Fasten your seat belts, all you folks back there in the stagecoach. It's going to be a fast, bumpy ride.
A couple of weeks ago, I took an architectural tour of our neighborhood and our guide stopped in front of 211 Commonwealth Avenue. Known as Mason House, it was one of very few original single-family houses in Back Bay that still retained most of its historic details: woodwork, elaborate plaster, grand rooms, period lighting, etc. It belonged a family who bought it as an investment in the late 1990s; they didn't live there but used it for social events. My husband was invited to speak at a university fundraiser there a couple of years ago and came home starry-eyed, showing me the photos he'd managed to snap.
Here's an article about sale of that house. It sold for close to $13 million. You would hope that whoever paid that much for it loved it for what it was, a museum-quality historic home. But as we stood in front of it listening to our tour guide, I looked through an upstairs window and noticed that the walls looked raw and freshly sheet-rocked, while the ceiling was recess-lighted. A big black TV had been installed in one of the walls, perhaps above a mantel I couldn't see. I felt sick and sad. It looks like the downstairs rooms are also being gutted, but I'm not sure, or I'm in denial. At least one of the grand, formal front rooms was stripped of furniture and loaded with building supplies the other day. My husband and I both felt queasy and sad for the rest of the tour.
That article doesn't show you my favorite room, a little library or study to the right of the front door. I have spent happy minutes on many icy winter evenings peering like the Little Match Girl into that room from the sidewalk. I would stop whenever it was softly lit by that chandelier and the sconces on either side of the fireplace. From the window, its blue walls, woodwork, and ceiling made it one of the prettiest. most welcoming rooms I've ever seen. And I bet it's gone now. But here it was:
For me, the most important principle of interior design and decoration is: "Respect What You Have." To me, it is a terrible mistake to work against the architectural period and style of a house or room. It is a fatal mistake to rip out surviving architectural details in an attempt to "modernize" the room. You aren't "updating" it; you are denuding it. Don't lower ceilings; don't replace fine old wood floors or doors or cabinetry or plasterwork. Don't replace that original, carved mantel with one you designed yourself using marble bathroom tile. Don't let your contractor talk you into using anything that's a deal at Home Depot. Your contractor can't do a single thing better than a 19th-century craftsman could. Let him update your wiring as long as he doesn't wreck your walls.

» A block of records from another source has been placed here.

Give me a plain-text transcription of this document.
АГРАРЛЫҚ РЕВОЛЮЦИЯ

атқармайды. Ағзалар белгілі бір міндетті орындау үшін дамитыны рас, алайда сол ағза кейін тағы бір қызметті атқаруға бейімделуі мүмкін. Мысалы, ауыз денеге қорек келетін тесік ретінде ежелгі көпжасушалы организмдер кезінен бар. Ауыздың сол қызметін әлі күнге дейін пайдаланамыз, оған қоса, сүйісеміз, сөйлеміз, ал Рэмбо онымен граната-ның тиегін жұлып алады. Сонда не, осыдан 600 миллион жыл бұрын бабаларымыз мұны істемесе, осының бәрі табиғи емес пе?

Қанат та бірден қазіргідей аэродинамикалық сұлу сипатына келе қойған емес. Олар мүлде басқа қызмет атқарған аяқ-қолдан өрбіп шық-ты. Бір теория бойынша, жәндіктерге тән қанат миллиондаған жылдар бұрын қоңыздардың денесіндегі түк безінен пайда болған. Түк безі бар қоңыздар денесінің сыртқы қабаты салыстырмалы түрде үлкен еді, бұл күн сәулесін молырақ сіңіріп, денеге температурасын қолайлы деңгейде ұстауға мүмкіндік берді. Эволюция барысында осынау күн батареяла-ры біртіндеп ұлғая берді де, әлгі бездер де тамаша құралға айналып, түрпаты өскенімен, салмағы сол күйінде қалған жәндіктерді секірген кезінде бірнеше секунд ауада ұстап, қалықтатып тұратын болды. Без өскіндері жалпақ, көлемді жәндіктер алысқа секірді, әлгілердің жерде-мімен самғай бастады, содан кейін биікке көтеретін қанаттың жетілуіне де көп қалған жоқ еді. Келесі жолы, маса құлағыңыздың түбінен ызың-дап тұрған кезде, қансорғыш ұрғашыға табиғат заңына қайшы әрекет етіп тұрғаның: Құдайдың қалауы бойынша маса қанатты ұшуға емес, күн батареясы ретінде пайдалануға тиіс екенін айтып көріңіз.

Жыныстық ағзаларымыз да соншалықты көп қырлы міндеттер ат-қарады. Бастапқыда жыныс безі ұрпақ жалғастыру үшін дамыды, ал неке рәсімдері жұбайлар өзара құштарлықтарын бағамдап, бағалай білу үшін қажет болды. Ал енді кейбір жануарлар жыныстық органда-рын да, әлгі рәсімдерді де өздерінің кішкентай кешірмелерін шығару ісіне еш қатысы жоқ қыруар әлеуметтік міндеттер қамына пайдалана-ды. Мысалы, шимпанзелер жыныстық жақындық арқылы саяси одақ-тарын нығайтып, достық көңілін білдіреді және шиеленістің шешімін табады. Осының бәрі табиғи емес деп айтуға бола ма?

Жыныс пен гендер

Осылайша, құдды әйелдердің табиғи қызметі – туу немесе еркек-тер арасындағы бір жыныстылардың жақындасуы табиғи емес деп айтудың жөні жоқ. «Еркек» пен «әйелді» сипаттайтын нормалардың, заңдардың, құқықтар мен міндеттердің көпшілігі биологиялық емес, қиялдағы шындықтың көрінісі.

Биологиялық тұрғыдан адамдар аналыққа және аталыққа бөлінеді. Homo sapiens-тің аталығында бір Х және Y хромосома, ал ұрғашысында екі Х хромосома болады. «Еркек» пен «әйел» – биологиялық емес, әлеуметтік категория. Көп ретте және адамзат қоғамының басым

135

Recessed lighting doesn't belong in a room that existed before electricity did. How I hate recessed lighting. Also track lighting and fancy ceiling fans with lots of fooffy glass lampshades. When I walk into a Victorian-era room and the ceiling is pock-marked with recessed lights, speakers, and HVAC vents, I start calculating the steps toward getting that ceiling back to a plain, beautiful expanse of plaster. Call me crazy, but I couldn't stand living under a ceiling full of holes. I barely tolerate the smoke detector in our bedroom. It annoys me.

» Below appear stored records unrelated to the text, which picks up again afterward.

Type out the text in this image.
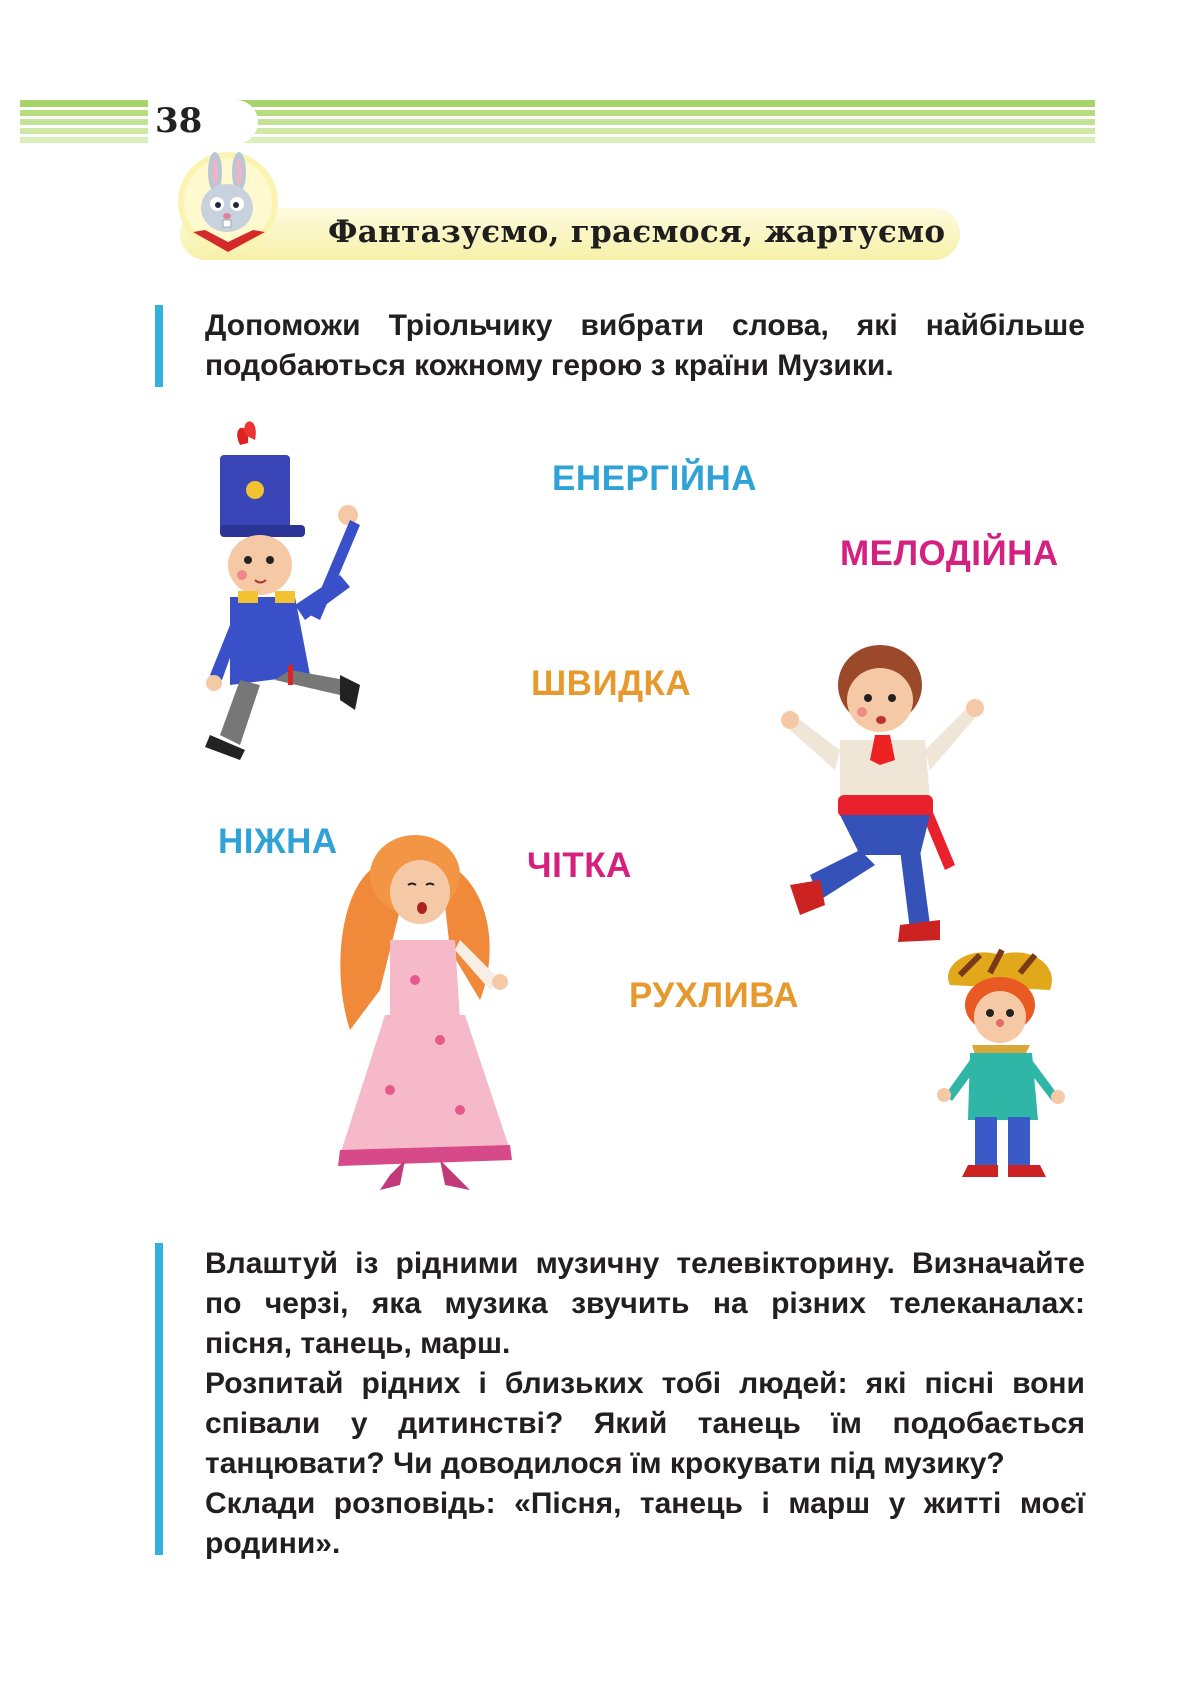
38
Фантазуємо, граємося, жартуємо
Допоможи Тріольчику вибрати слова, які найбільше
подобаються кожному герою з країни Музики.
ЕНЕРГІЙНА
МЕЛОДІЙНА
ШВИДКА
НІЖНА
ЧІТКА
РУХЛИВА
Влаштуй із рідними музичну телевікторину. Визначайте
по черзі, яка музика звучить на різних телеканалах:
пісня, танець, марш.
Розпитай рідних і близьких тобі людей: які пісні вони
співали у дитинстві? Який танець їм подобається
танцювати? Чи доводилося їм крокувати під музику?
Склади розповідь: «Пісня, танець і марш у житті моєї
родини».
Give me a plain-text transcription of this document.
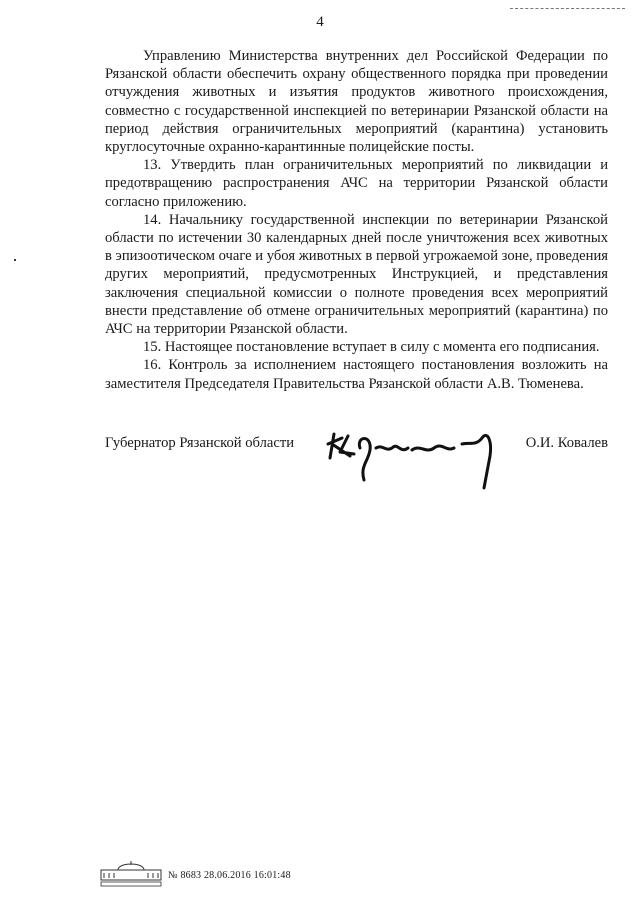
4

Управлению Министерства внутренних дел Российской Федерации по Рязанской области обеспечить охрану общественного порядка при проведении отчуждения животных и изъятия продуктов животного происхождения, совместно с государственной инспекцией по ветеринарии Рязанской области на период действия ограничительных мероприятий (карантина) установить круглосуточные охранно-карантинные полицейские посты.

13. Утвердить план ограничительных мероприятий по ликвидации и предотвращению распространения АЧС на территории Рязанской области согласно приложению.

14. Начальнику государственной инспекции по ветеринарии Рязанской области по истечении 30 календарных дней после уничтожения всех животных в эпизоотическом очаге и убоя животных в первой угрожаемой зоне, проведения других мероприятий, предусмотренных Инструкцией, и представления заключения специальной комиссии о полноте проведения всех мероприятий внести представление об отмене ограничительных мероприятий (карантина) по АЧС на территории Рязанской области.

15. Настоящее постановление вступает в силу с момента его подписания.

16. Контроль за исполнением настоящего постановления возложить на заместителя Председателя Правительства Рязанской области А.В. Тюменева.

Губернатор Рязанской области	О.И. Ковалев
№ 8683 28.06.2016 16:01:48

I know I'm extreme. You're free to disagree with me. But please consider my point of view.
Nothing you do to "modernize" an old room is ever a good idea, aside from installing heating, plumbing, and electricity. Anyone with an educated eye will see that you got rid of those perfectly good walls between your previously well-proportioned living room, dining room, and kitchen. You "opened up the space" and now you have to furnish a giant space with competing functions. But you have hardly any wall space left for art or storage or shelving. And your lighting fixtures are all either going to clash or look inappropriate from one area to the next. And you'll no longer have any privacy in any of the rooms you opened to make "entertaining" easier. How often do you really entertain? And how often are you hanging around with just your partner, wishing you couldn't see your dirty dishes by the sink as you sit in your living room? Or wishing you didn't hear the TV show blaring in the living room while you're trying to concentrate on a recipe?
Walls are our friends. Why does everyone want to live in what are essentially "studio apartments" these days? A couple of decades ago, fresh out of school, we could not wait to earn enough to get out of them and into a bigger apartment with separate rooms.
I suppose it's only a matter of time before the "open bedroom/bathroom" concept becomes the next trend. If it is cheaper and easier for contractors to build that way, that's what seems to matter, not a homeowner's comfort or privacy.
Thinking about what's probably going on in 211 Comm. Ave. even as I write this depresses the heck out of me. I may decide to continue this discussion later, moving to the less painful subject of using "contemporary" furniture in traditional rooms.